# Denekamp????



## RedArc (10. Juni 2012)

Moin Moín liebe leutz,

hoffe mir kann schnell jemand auskunft geben,
ein kollege und ich wollten heut nach Denekamp.
Wie ist der Zander und auch vlt Rapfenbestand dort?
Und wo sind sie zu erwarten falls überhaupt?

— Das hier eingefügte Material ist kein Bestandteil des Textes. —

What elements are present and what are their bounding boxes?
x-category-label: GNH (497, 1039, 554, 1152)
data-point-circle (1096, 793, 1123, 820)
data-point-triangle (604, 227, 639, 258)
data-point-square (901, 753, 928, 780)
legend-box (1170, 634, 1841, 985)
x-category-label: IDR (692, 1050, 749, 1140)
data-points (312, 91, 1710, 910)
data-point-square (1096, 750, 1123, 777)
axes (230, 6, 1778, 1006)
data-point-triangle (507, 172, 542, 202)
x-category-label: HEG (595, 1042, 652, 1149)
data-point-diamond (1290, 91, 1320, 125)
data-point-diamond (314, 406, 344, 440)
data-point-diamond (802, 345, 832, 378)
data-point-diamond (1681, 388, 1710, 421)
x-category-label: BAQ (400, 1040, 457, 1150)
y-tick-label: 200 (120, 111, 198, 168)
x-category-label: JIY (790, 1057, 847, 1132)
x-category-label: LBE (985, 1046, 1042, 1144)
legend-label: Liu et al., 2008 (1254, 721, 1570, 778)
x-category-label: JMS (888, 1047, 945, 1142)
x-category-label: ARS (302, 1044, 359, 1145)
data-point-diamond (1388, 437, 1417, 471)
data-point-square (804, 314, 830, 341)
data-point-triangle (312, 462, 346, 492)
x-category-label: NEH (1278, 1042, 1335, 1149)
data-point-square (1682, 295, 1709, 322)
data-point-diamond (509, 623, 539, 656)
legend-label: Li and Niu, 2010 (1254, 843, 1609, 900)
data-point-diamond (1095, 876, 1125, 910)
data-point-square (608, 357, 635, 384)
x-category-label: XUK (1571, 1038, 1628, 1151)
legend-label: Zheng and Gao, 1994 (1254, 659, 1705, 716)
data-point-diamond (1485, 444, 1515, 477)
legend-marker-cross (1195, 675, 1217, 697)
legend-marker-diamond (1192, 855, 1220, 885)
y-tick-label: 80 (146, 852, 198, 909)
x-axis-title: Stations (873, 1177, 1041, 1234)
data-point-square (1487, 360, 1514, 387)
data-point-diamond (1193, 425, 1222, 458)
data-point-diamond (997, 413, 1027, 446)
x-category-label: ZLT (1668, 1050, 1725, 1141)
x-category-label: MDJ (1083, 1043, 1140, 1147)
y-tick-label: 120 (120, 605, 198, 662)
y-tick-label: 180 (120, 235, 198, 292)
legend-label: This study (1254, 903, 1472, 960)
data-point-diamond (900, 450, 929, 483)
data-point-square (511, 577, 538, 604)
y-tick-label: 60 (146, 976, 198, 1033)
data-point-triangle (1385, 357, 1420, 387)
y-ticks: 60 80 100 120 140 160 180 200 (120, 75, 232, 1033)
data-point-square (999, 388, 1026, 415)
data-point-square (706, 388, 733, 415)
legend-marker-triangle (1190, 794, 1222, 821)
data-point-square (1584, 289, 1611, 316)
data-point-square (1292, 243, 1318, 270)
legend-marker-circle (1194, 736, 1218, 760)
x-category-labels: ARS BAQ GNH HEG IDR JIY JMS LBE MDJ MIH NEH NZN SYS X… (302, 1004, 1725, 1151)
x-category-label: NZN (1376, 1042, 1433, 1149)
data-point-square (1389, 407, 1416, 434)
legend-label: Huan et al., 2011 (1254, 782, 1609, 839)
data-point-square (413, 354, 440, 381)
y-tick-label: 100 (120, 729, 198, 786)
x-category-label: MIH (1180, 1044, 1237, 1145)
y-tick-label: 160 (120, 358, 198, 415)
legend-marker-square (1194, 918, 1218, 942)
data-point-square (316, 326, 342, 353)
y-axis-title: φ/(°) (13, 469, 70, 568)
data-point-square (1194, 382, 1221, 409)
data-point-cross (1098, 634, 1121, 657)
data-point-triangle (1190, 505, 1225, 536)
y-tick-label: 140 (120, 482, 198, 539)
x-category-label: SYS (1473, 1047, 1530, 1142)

Danke für schnelle Antworten
|wavey:


----------



## RedArc (10. Juni 2012)

*AW: Denekamp????*

Keiner ne idee oder nen tipp??


----------



## Bronco84 (11. Juni 2012)

*AW: Denekamp????*

Moin red. Ich komme zwar etwas spät mit meiner Antwort aber wo Wart ihr denn angeln ? Omleidingskanal oder wie der heißt ? Oder ist das der Nordhorn Almelo Kanal.  ?
Ich war auch schon ein paar mal da unterwegs in der Ecke. M.m. nach gute Karpfen und Hecht Gewässer. Zander habe ich dort noch nicht gefangen. 
Wie lief es denn bei euch? Gruß bronco


----------



## RedArc (11. Juni 2012)

*AW: Denekamp????*

Waren letztendlich doch nicht da....was im nachhinein auch eine gute entscheidung war. N anderer kollege von mir sagte mir heute das da nichts ist mit zandern höchstens hecht!


----------



## Benni1373 (17. August 2012)

*AW: Denekamp????*

Guten Tag die Herren ! wo sollen denn in der Gegend gute karpfengebiete sein wenn ich fragen darf komme aus emlichheim und hab sonst immer in Frankreich auf Karpfen geangelt ! Kann mir da vielleicht einer weiter helfen für die Gegend denekamp Holland Nordhorn und Grafschaft Bentheim auch gerne Gronau oder Lingen  MfG Benjamin


----------